Award-winning author George Saunders revealed his behind-the-scenes process and tips when writing to a well-attended Tsai Performance Center audience as part of the Creative Writing Program’s Ha Jin Visiting Lecturer series Tuesday.
Saunders is well known for his numerous short stories, compiled in collections such as “Pastoralia” and “Tenth of December,” as well as his full-length novel, “Lincoln in the Bardo,” which was published in February 2017.
Reasoning that nobody has ever left a reading feeling like the author read too little, he chose to spend the majority of his time imparting wisdom to the audience about the writing process.
Catherine Flora Con, program coordinator for BU’s Creative Writing Program, said she had seen Saunders speak prior to his visit to the Tsai Performance Center and believed every BU student could find value in his talk.
Con said that “any BU student [who] has dreams of becoming a writer or any sort of artist or [has] any sort of dreams really” could benefit from Saunders’ words of wisdom.
“He’s so inspiring,” she said.
Early on in his career, Saunders said he desperately tried to emulate his hero, Ernest Hemingway. He said he deeply repressed the humor and wit evident in his work because he sought to write more “serious” works of literature. It was only after absentmindedly writing a series of explicit poems at work that Saunders finally realized where his talents lay.
Ha Jin, English professor in BU’s Creative Writing Program and a writer, described Saunders’ writing as “zany and sometimes surreal.”

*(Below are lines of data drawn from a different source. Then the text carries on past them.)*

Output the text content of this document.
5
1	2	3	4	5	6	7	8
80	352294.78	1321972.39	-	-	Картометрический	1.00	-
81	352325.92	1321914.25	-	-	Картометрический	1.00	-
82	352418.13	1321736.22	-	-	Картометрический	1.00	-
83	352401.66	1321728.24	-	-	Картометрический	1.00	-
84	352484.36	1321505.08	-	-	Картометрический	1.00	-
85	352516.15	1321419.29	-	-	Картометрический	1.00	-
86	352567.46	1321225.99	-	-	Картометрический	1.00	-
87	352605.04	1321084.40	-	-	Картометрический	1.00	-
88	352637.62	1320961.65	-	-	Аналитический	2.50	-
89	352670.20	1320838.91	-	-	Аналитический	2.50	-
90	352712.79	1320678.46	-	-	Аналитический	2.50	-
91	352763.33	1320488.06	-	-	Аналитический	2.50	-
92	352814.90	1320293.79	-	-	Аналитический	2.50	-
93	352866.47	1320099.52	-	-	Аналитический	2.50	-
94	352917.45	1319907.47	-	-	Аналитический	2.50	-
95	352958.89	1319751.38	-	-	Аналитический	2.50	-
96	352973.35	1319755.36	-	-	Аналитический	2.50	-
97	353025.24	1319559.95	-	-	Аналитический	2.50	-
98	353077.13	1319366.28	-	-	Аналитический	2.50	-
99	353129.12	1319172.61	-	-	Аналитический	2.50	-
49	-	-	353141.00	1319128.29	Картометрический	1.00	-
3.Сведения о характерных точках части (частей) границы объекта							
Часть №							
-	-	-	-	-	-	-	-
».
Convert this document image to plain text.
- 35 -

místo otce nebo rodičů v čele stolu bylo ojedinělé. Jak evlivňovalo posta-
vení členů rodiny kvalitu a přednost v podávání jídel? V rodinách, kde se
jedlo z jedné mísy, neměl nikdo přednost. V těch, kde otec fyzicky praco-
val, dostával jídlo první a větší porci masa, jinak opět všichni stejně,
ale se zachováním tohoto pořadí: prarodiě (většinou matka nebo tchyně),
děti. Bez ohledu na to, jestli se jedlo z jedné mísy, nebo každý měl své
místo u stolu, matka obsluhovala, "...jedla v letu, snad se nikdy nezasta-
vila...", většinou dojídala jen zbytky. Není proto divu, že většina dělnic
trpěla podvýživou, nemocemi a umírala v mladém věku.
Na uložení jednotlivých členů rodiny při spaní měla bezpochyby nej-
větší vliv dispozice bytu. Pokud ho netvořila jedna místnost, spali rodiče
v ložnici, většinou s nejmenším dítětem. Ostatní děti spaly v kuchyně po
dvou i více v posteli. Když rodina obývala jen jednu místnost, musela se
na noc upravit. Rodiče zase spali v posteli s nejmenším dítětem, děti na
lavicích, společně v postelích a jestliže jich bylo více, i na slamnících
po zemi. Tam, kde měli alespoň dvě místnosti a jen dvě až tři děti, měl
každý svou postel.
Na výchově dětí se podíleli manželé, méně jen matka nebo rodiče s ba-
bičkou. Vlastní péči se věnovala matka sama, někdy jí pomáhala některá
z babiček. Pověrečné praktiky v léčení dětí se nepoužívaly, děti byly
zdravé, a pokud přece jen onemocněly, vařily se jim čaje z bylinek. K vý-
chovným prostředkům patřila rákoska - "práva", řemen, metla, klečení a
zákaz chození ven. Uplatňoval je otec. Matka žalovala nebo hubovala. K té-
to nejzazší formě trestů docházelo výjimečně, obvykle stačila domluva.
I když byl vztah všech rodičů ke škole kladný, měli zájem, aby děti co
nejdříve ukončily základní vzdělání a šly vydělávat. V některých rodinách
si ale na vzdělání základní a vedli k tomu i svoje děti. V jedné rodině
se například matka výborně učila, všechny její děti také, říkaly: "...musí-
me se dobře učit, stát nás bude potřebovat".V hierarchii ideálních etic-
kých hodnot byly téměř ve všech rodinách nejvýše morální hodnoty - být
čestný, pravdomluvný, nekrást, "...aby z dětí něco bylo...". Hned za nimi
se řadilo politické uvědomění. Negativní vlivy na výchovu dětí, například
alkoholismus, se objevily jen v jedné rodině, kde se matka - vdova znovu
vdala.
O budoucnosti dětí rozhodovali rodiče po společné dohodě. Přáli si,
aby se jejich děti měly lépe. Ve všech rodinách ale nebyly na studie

Saunders’ signature stories feature his humor. Saunders explained that he sought to “delete” his sense of humor, blue collar status and fascination with pop culture when writing. He said at the talk that his breakthrough came when he realized that it was essential to “welcome all parts of the self to the table.”
“His writing is really hopeful. It’s full of empathy,” Con said. “He himself talks a lot about the voice as a means to empathy — in that literary fiction can do what movies and other forms of storytelling can’t do, which is to get directly into the head of a character.”
Following his “eureka” moment, Saunders said to the audience that his writing process evolved into a refined process. Once Saunders has gotten through a first draft, he said he puts it away for a while before coming back to it.
When he gets back to it, he said he actively tries to view the work like a fresh-eyed reader rather than the creator of the work — an essential skill that he said takes practice.
As he reads, Saunders said he visualizes a meter in his head with an arrow moving from positive to negative. When he reaches material he doesn’t particularly like, he begins to work with it.
Saunders likened the experience to that of a parent trying to figure out what’s wrong with their begrudging child. After some pushing, he finally figures out what the problem is. Once he can accept it, he’s able to fix it and move forward.
Saunders also noted that he is a firm believer in the idea that a draft gets 10 percent better every time you revise it.
“He works very hard,” Jin said of his contemporary. “Every sentence, every paragraph. He is really a clean, superb writer.”
Derek Barbosa, a freshman in the College of Engineering, said he found another element of Saunders’ process to be very useful.
“Once you reach a certain block and you’re stuck in your writing, it’s because your original idea is almost rejecting where you’re going,” Barbosa said, reiterating what he learned from Saunders.
Saunders said he doesn’t see writer’s block as a bad thing and instead as a chance to re-evaluate where you’re taking the piece. For him, taking all these steps into consideration has yielded better results.
His first novel, “Lincoln in the Bardo,” was awarded the 2017 Man Booker Prize. Saunders said he had envisioned this experimental novel after driving by Abraham Lincoln’s grave in Springfield, Illinois, during former President Bill Clinton’s years in office. The novel tells of the death and postmortem tribulations of Abraham Lincoln’s son Willie.
Saunders said he kept coming back to the idea at various points in his career, but deemed himself unable to write the full story. In 2012, when musing about the idea once again, Saunders said he reasoned that if he kept putting off the novel, his tombstone would read, “avoided that which he most longed to do.”
“For many years he viewed himself mainly as a short story writer,” Jin said of the novel. “This was a breakthrough.”
Following the lecture and a Q&A session, Saunders hosted a signing for attendees. At the signing, he took the time to engage in conversation with everyone.
Looking back on the lecture, Barbosa said his major takeaway was Saunders’ writing process, which can serve as a guideline for when he gets frustrated with his writing.
“Saunders wasn’t really beating around the bush,” Barbosa said. “Sometimes you just have to wade it out. Writing is not some mystical, mythical process.”